Because we were conservative in valuing individual ecological benefits, and because we were unable to quantify many benefits, our estimates of aggregate benefits are also conservative. Nevertheless, for a program that would cost about $27 billion, we were able to quantify aggregate benefits of $18 billion to $31 billion.

Recognizing that this analysis most likely missed some important benefits, we also conducted a separate analysis, asking what would happen if the strategy increased residential property values by 10 percent in coastal census tracts and by 1 to 2 percent in metro areas adjacent to the lakes. These increases are consistent with studies that estimate the benefits of Great Lakes cleanups in terms of higher property values. Based on this admittedly speculative approach, we estimated benefits of $30 billion to $40 billion—well above the strategy's cost.

Broader impacts

The Great Lakes region has suffered a decades-long economic decline, and now the entire nation is in the midst of recession. Would the restoration strategy provide any broader benefits?

Yes, it probably would.

There is considerable evidence showing that people are willing to pay to locate in areas with high environmental quality.
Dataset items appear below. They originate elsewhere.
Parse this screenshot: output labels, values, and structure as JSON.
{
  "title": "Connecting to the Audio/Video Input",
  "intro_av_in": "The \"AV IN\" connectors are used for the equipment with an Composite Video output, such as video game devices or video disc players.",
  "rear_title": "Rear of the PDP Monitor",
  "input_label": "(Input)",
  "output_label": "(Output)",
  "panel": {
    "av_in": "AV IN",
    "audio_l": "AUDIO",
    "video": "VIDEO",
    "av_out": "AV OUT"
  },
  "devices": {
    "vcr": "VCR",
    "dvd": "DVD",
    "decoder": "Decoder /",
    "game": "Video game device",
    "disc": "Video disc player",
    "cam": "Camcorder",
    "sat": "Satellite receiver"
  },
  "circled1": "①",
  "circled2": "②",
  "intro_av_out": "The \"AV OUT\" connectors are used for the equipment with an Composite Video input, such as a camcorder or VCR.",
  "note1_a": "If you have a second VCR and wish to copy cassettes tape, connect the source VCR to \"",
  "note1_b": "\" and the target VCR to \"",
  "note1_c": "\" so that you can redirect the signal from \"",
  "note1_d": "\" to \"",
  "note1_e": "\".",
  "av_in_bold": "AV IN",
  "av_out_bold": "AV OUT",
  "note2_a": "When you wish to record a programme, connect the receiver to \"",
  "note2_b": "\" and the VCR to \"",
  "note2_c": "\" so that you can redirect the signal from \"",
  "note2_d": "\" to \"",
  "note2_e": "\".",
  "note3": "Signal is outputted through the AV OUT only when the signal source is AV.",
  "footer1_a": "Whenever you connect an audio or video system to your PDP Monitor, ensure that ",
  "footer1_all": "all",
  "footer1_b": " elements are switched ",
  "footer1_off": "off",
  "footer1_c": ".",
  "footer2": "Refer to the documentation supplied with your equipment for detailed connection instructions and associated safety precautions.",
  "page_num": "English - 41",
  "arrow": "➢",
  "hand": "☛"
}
David Albouy at the University of Michigan, for example, finds that households are willing to pay the equivalent of 2 percent of their annual income to live in coastal cities, including near the Great Lakes. People clearly place a high value on the lakes as a natural amenity. By maintaining and enhancing this important resource, the strategy would likely make the Great Lakes basin more attractive, helping the region retain and attract workers and businesses.

Moreover, much of the strategy, particularly its plans to upgrade wastewater treatment facilities and restore damaged habitats, would qualify as "shovel-ready" projects under a broad economic stimulus plan. Indeed, the stimulus plan recently passed by Congress and signed by President Obama already includes $4 billion for states to upgrade sewers and drinking water infrastructure, $1.45 billion of which would go to the Great Lakes region. Our research indicates that this spending is likely to generate substantial long-run environmental benefits in addition to its short-run stimulus effect.



Views expressed are those of the author. RFF does not take institutional positions on legislative or policy questions.